DISQUS

David R. MacIver: Cleaning up a set of tags, part 1

  • Jason Adams · 11 months ago
    In irb, I've taken to habitually tacking ";nil" onto the end of a command that would return a ginormous hash/array/etc. Speeds things up quite a bit, too.

    >> a = (1..1000000).map {1}; nil
    => nil
    >> a.size
    => 1000000
  • david · 11 months ago
    Yeah, I know. I try to do that, but I forget every now and then and when you have 100K items you only need to do it once and you've lost the log.
  • Jason Adams · 11 months ago
    Yeah, true. I wish there were a command line option to suppress it. There's an option to uglify the output (--noinspect), which slightly reduces the space.. I guess there's no easy way to figure out what to suppress and what not to.
  • david · 11 months ago
    One slightly 'orrible trick I tried was to monkey patch inspect to return "", but for some reason this didn't work correctly. I think it might be that some of the inspect methods are intrinsic.
  • A · 11 months ago
    to mute IRB ...

    IRB.conf[:PROMPT][ IRB.conf[:PROMPT_MODE] ][:RETURN]=''

    from

    http://groups.google.com/group/ruby-talk-google...
  • david · 11 months ago
    Wow. Fantastic. That's going right in my .irbrc.
  • Fergus Gallagher · 11 months ago
    Re: tag "all-articles". We sometimes get requests to tag all articles with the same tag (typically so a user can delete all their articles) and this is the tag name we typically use.
  • david · 11 months ago
    @Fergus: Ah. Interesting. Thanks for the info.
  • Porges · 11 months ago
    As you can see from the pingback I've written a reply semi-tutorial on how to use Awk to do the same task. Hope you don't mind :)
  • david · 11 months ago
    I don't mind at all. :-) It was an interesting read. Thanks.
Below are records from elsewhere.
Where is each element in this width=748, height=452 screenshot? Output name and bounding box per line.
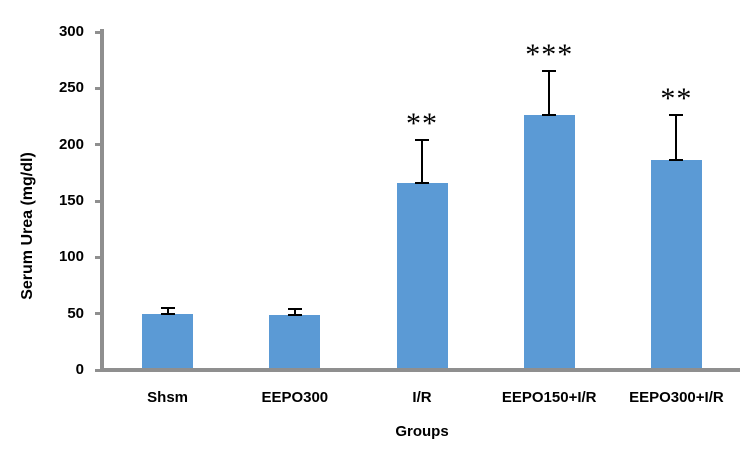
y-axis-tick: [95, 368, 101, 372]
bar: [523, 115, 575, 368]
error-bar-line: [293, 309, 296, 315]
y-axis-tick: [95, 199, 101, 203]
bar: [396, 182, 448, 368]
error-bar-line: [675, 115, 678, 161]
error-bar-top-cap: [542, 70, 557, 73]
x-category-label: EEPO300: [261, 389, 329, 406]
y-axis-tick: [95, 255, 101, 259]
error-bar-bottom-cap: [415, 181, 429, 184]
error-bar-bottom-cap: [542, 114, 557, 117]
y-tick-label: 0: [75, 361, 84, 378]
y-axis-line: [100, 29, 104, 372]
error-bar-line: [166, 308, 169, 314]
significance-marker: ***: [525, 38, 574, 72]
x-axis-title: Groups: [395, 423, 449, 440]
significance-marker: **: [660, 82, 693, 116]
y-axis-tick: [95, 312, 101, 316]
y-tick-label: 150: [58, 192, 84, 209]
y-axis-tick: [95, 143, 101, 147]
y-tick-label: 200: [58, 135, 84, 153]
y-axis-title: Serum Urea (mg/dl): [19, 152, 36, 300]
error-bar-top-cap: [160, 307, 175, 310]
error-bar-bottom-cap: [669, 159, 684, 162]
x-category-label: EEPO150+I/R: [501, 389, 597, 406]
y-tick-label: 300: [58, 23, 84, 40]
x-category-label: Shsm: [147, 389, 189, 406]
bar: [142, 313, 194, 368]
error-bar-top-cap: [287, 308, 302, 311]
x-category-label: EEPO300+I/R: [629, 389, 724, 406]
bar: [650, 160, 702, 368]
error-bar-top-cap: [669, 114, 684, 117]
error-bar-bottom-cap: [287, 313, 302, 316]
y-tick-label: 50: [67, 304, 84, 322]
y-axis-tick: [95, 30, 101, 34]
error-bar-top-cap: [415, 139, 429, 142]
y-axis-tick: [95, 86, 101, 90]
significance-marker: **: [406, 107, 438, 141]
x-axis-line: [100, 368, 740, 372]
y-tick-label: 100: [58, 248, 84, 266]
error-bar-line: [421, 140, 423, 183]
error-bar-bottom-cap: [160, 312, 175, 315]
error-bar-line: [548, 71, 551, 116]
x-category-label: I/R: [412, 389, 432, 406]
bar: [269, 314, 321, 368]
y-tick-label: 250: [58, 79, 84, 97]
    I will however probably continue using Ruby for these tasks. In particular I think you're going to be completely unable to port the second one to awk because that's where it stops being remotely line oriented and where I start making use of more general purpose libraries. I could start out with awk and switch to Ruby when that happens, but frankly I'm much more comfortable keeping it in the same language throughout.
  • Joshua Drake · 11 months ago
    One comment on pluralization. Although it sounds like this did not apply to the data set you normalized, it is possible that Statistic applied to a single fact or piece of information, while Statistics referred to the field of, and their may be additional cases where the plural and singular are different usefully different entities.

    That said I appreciate your work on this, especially the details given on your approach. I hope that because of work like yours, sites will consider cleaning up their tags. Only two sites I can think of attempt to control their tags to any degree. Amazon, which presents previously used tags and Stack Overflow which handles this with tag auto-completion and a reputation requirement for creating new tags.
  • david · 11 months ago
    It's true that stripping off pluralisation can change the meaning of the tag - my expectation is that that these cases will be sufficiently far outliers compared to the number of cases where this removes that I can live with the slight loss of useful information. Generally the meaning will be close enough to preserved that it's tolerable.

    I'm going to do some analysis on usage later when I try to clean up things further, and when I do I'll see if I can spot any cases where it's actually breaking things.
  • david · 11 months ago
    Also I'm glad you're finding it interesting. :-) I don't expect that much of what I'm doing will see use on these sites - it's not really for that. It's more for building data analysis on top of a noisy tag set.